New Zealand’s first fire detector was developed based on an observation that Mr Maloney made while working as an electrical engineer for the New Zealand postal service. While out on the job he noticed that the copper telephone lines were sagging and making contact with the iron electrical wires, but they would suddenly jerk taut again whenever a cold southerly wind blew. These observations led him to invent and patent the first Thermostat Fire Detector.
In the early years there were many challenges in developing fire detection technology due to the lack of public appreciation for fire detection products. For the three decades since first patenting its Thermostat Fire Detector, Vigilant installed approximately 200 fire alarm systems in public buildings, but it was not until the disastrous Ballantynes Department Store fire in Christchurch on 18th November 1947, which claimed 41 lives, that the attitude towards fire protection changed.
During this time a range of different fire detectors and control panels were designed, patented and marketed with Vigilant undertaking exhaustive trials. Working with the New Zealand Government, alarms were installed in many government buildings and connected to fire brigade stations.

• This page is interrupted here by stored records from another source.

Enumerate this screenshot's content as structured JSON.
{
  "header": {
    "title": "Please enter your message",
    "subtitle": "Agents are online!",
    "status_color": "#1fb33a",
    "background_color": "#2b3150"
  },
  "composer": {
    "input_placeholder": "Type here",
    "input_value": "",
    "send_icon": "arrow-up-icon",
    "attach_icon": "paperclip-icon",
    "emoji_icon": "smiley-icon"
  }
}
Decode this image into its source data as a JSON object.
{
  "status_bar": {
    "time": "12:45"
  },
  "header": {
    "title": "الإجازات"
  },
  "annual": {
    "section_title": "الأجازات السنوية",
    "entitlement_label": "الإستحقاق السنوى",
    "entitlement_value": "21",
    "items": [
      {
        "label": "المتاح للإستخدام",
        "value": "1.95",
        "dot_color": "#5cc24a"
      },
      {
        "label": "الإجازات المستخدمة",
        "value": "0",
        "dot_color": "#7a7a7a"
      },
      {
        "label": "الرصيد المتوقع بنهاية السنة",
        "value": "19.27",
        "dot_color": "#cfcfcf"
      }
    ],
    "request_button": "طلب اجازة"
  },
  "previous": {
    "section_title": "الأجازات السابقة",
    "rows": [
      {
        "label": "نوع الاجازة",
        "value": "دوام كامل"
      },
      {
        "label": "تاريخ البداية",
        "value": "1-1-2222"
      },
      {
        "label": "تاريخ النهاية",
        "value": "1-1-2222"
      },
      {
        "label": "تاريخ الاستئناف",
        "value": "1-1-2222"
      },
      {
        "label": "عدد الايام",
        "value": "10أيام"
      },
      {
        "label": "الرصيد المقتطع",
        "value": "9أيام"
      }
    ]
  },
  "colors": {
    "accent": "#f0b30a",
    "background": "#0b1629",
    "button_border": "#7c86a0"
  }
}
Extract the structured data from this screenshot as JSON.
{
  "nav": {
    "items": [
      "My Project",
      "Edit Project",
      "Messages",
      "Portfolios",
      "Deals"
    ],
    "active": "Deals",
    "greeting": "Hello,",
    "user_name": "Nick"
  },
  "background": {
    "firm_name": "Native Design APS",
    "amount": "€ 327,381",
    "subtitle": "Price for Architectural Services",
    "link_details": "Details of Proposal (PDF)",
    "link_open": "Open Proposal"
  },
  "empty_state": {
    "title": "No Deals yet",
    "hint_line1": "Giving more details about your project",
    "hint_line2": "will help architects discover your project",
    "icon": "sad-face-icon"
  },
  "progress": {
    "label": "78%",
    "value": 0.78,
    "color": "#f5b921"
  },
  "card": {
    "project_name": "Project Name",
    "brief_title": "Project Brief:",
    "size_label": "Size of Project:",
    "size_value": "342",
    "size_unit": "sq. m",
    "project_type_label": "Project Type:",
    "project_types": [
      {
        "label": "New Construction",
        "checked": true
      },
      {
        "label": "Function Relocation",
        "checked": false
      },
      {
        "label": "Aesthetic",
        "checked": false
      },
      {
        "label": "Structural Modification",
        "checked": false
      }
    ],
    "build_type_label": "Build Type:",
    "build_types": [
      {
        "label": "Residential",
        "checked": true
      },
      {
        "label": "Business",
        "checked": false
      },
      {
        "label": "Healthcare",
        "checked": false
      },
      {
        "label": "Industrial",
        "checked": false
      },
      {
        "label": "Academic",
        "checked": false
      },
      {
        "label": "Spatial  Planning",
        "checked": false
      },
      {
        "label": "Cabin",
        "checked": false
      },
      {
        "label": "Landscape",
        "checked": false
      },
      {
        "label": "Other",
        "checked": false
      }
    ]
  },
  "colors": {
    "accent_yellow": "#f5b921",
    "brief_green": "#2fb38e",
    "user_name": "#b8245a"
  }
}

While the look of fire detectors today has changed dramatically from the long thin probes originally used to collect heat, the bimetallic disc in today’s detectors is very small and lightweight so it operates very rapidly, with small holes in a circular collar used to collect heat from the air. Analogue addressable technology has also been introduced, which provides a continuous reading about how much smoke or how much temperature there is in an affected area. Unlike the original invention that required a search for the fire, addressable technology can identify a particular detector in a particular room so one can immediately identify which room is being affected.
New innovations also include sophisticated microprocessor technology. Vigilant’s MX1 is an example of a new generation analogue addressable panel that uses IP networking to enable computer-style communication between fire detection panels and to annunciators. This technology is very effective for large scale venues and premises, such as universities and hospitals, where dedicated fire detection networks run separately to other networks.
As demand for products that can assist with the orderly evacuation of large premises grows, the Vigilant research and development team in Christchurch is leading innovation in fire detection technology and mass notification systems that can help lock-down sites and communicate with occupants during a large scale emergency. Such technology that goes beyond fire protection is what the industry can look forward to in the coming years.
Today Vigilant, as part of the Tyco Fire Protection group, leverages global expertise by collaborating with research and development experts globally and will continue to lead innovation across the ANZ region.